Question

Showthat:limx→±∞(1+1/x)=e

Answer 1

You mean \(\lim_{x\rightarrow \infty} (1+{1 \over x})^x=e\)?

Answer 2

Ah, this one's huge. Not hard, but lot of calcs to do. The proof (the one I studied at university at least) is divided in three parts:

1) Prove that An (sequence) given by lim x-> + infinity (1+1/n)^n is increasing
2) Prove that An is limited by proving that there is a sequence Bn that is decreasing and is > An.
3) Prove that The increasing sequence An and the decreasing sequence Bn are going to the same limit "e".
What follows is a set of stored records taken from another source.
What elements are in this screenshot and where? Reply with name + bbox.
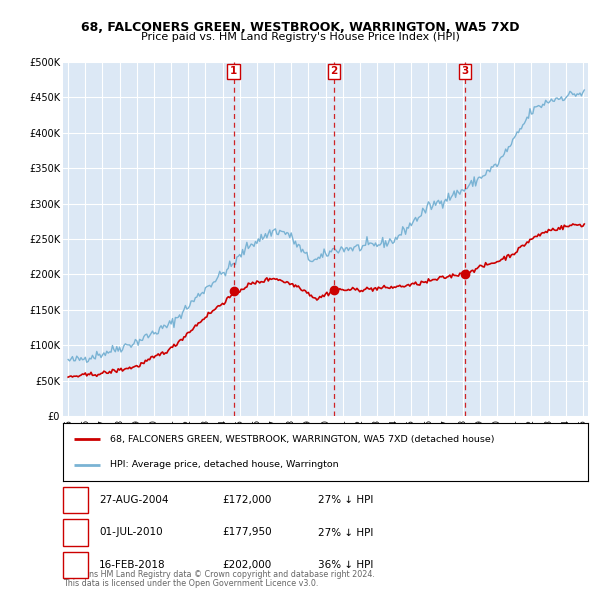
Text: 2: 2 [72, 527, 79, 537]
Text: This data is licensed under the Open Government Licence v3.0.: This data is licensed under the Open Gov… [63, 579, 319, 588]
Text: 68, FALCONERS GREEN, WESTBROOK, WARRINGTON, WA5 7XD (detached house): 68, FALCONERS GREEN, WESTBROOK, WARRINGT… [110, 435, 495, 444]
Text: Contains HM Land Registry data © Crown copyright and database right 2024.: Contains HM Land Registry data © Crown c… [63, 571, 375, 579]
Text: 2: 2 [331, 66, 338, 76]
Text: £172,000: £172,000 [222, 495, 271, 505]
Text: 1: 1 [230, 66, 238, 76]
Text: 27-AUG-2004: 27-AUG-2004 [99, 495, 169, 505]
Text: 68, FALCONERS GREEN, WESTBROOK, WARRINGTON, WA5 7XD: 68, FALCONERS GREEN, WESTBROOK, WARRINGT… [81, 21, 519, 34]
Text: 3: 3 [72, 560, 79, 570]
Text: HPI: Average price, detached house, Warrington: HPI: Average price, detached house, Warr… [110, 460, 339, 469]
Text: 36% ↓ HPI: 36% ↓ HPI [318, 560, 373, 570]
Text: 1: 1 [72, 495, 79, 505]
Text: £202,000: £202,000 [222, 560, 271, 570]
Text: 01-JUL-2010: 01-JUL-2010 [99, 527, 163, 537]
Text: 27% ↓ HPI: 27% ↓ HPI [318, 495, 373, 505]
Text: Price paid vs. HM Land Registry's House Price Index (HPI): Price paid vs. HM Land Registry's House … [140, 32, 460, 42]
Text: 16-FEB-2018: 16-FEB-2018 [99, 560, 166, 570]
Text: £177,950: £177,950 [222, 527, 272, 537]
Text: 27% ↓ HPI: 27% ↓ HPI [318, 527, 373, 537]
Text: 3: 3 [461, 66, 469, 76]
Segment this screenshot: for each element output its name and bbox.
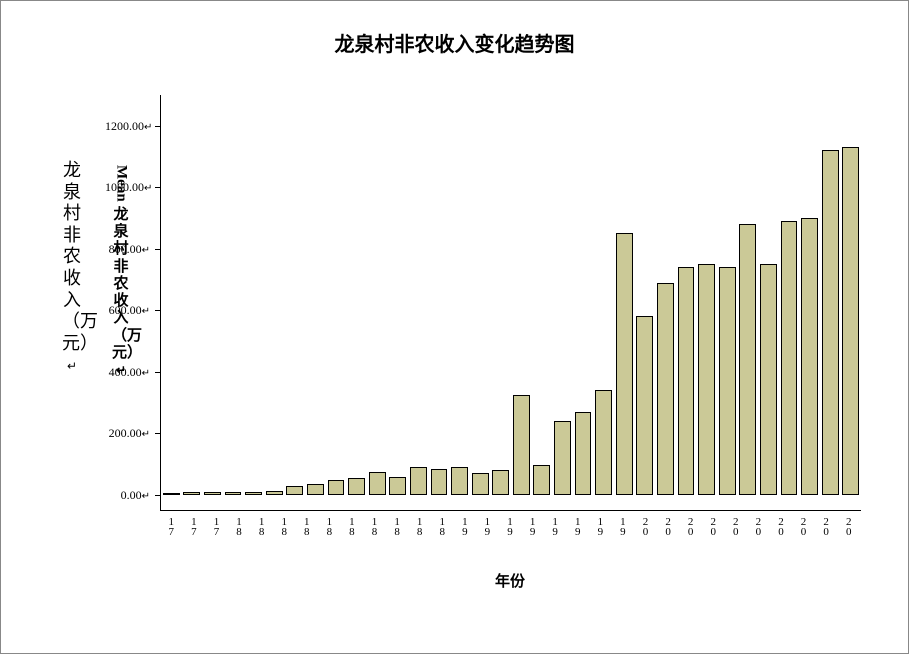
- x-tick-label: 18: [369, 516, 381, 536]
- x-tick-label: 18: [233, 516, 245, 536]
- x-tick-label: 20: [662, 516, 674, 536]
- x-tick-label: 20: [752, 516, 764, 536]
- bar: [163, 493, 180, 495]
- x-tick-label: 20: [843, 516, 855, 536]
- x-tick-label: 19: [617, 516, 629, 536]
- inner-y-axis-label: Mean 龙泉村非农收入（万元） ↵: [112, 165, 130, 379]
- outer-y-axis-label: 龙泉村非农收入（万元） ↵: [62, 160, 82, 376]
- x-tick-label: 18: [346, 516, 358, 536]
- x-tick-label: 18: [301, 516, 313, 536]
- x-tick-label: 20: [685, 516, 697, 536]
- chart-title: 龙泉村非农收入变化趋势图: [0, 28, 909, 57]
- bar: [389, 477, 406, 495]
- x-tick-label: 18: [256, 516, 268, 536]
- bar: [369, 472, 386, 495]
- bar: [678, 267, 695, 494]
- bar: [245, 492, 262, 494]
- bar: [822, 150, 839, 494]
- y-tick-label: 800.00↵: [105, 242, 150, 257]
- y-tick-label: 1200.00↵: [105, 119, 150, 134]
- bar: [636, 316, 653, 494]
- bar: [307, 484, 324, 495]
- bar: [286, 486, 303, 495]
- x-tick-label: 19: [504, 516, 516, 536]
- x-tick-label: 17: [210, 516, 222, 536]
- bar: [657, 283, 674, 495]
- bar: [513, 395, 530, 495]
- x-tick-label: 20: [775, 516, 787, 536]
- return-glyph: ↵: [67, 359, 77, 373]
- y-tick-label: 400.00↵: [105, 365, 150, 380]
- x-tick-label: 17: [188, 516, 200, 536]
- y-tick-label: 1000.00↵: [105, 180, 150, 195]
- y-tick-label: 200.00↵: [105, 426, 150, 441]
- bar: [760, 264, 777, 495]
- bar: [781, 221, 798, 495]
- plot-area: [160, 95, 861, 511]
- bar: [842, 147, 859, 494]
- x-tick-label: 18: [391, 516, 403, 536]
- x-axis-title: 年份: [160, 570, 860, 591]
- x-tick-label: 18: [323, 516, 335, 536]
- bar: [698, 264, 715, 495]
- bar: [739, 224, 756, 495]
- bar: [492, 470, 509, 495]
- x-tick-label: 19: [459, 516, 471, 536]
- y-tick-mark: [155, 249, 160, 250]
- x-tick-label: 20: [639, 516, 651, 536]
- bar: [204, 492, 221, 495]
- x-tick-label: 20: [730, 516, 742, 536]
- y-tick-mark: [155, 495, 160, 496]
- x-tick-label: 20: [707, 516, 719, 536]
- y-tick-mark: [155, 187, 160, 188]
- bar: [801, 218, 818, 495]
- bar: [472, 473, 489, 495]
- bar: [266, 491, 283, 495]
- bar: [348, 478, 365, 495]
- bar: [431, 469, 448, 495]
- bar: [719, 267, 736, 494]
- x-tick-label: 19: [549, 516, 561, 536]
- x-tick-label: 19: [572, 516, 584, 536]
- bar: [328, 480, 345, 495]
- x-tick-label: 20: [820, 516, 832, 536]
- y-tick-mark: [155, 126, 160, 127]
- x-tick-label: 18: [436, 516, 448, 536]
- bar: [595, 390, 612, 495]
- y-tick-label: 0.00↵: [105, 488, 150, 503]
- y-tick-mark: [155, 372, 160, 373]
- x-tick-label: 19: [594, 516, 606, 536]
- bar: [451, 467, 468, 495]
- bar: [533, 465, 550, 494]
- bar: [616, 233, 633, 494]
- x-tick-label: 18: [278, 516, 290, 536]
- x-tick-label: 19: [527, 516, 539, 536]
- bar: [225, 492, 242, 494]
- x-tick-label: 20: [798, 516, 810, 536]
- bar: [410, 467, 427, 495]
- x-tick-label: 19: [481, 516, 493, 536]
- y-tick-mark: [155, 433, 160, 434]
- bar: [183, 492, 200, 495]
- y-tick-label: 600.00↵: [105, 303, 150, 318]
- x-tick-label: 17: [165, 516, 177, 536]
- x-tick-label: 18: [414, 516, 426, 536]
- bar: [575, 412, 592, 495]
- bar: [554, 421, 571, 495]
- y-tick-mark: [155, 310, 160, 311]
You can find the complete proof around the web of course, but this is the basic idea (At least this is the proof I studied, there might be others! ).

Answer 3

He doesn't need to do all that.
\[\lim_{x \rightarrow \pm \infty}(1+{1 \over x})^x=e^{\lim_{x \rightarrow \pm \infty} x \log (1+{1 \over x})}\]
You can show by L'hopital's rule that \(\lim_{x\to \pm \infty} x\log(1+1/x)=1\), which implies that \[\lim_{x \rightarrow \pm \infty}(1+{1 \over x})^x=e.\]

Answer 4

Well, of course. But I was talking about the proof you do with sequences, then connect to the limits afterwards. You study de L'hopital with derivatives which usually comes afterwards.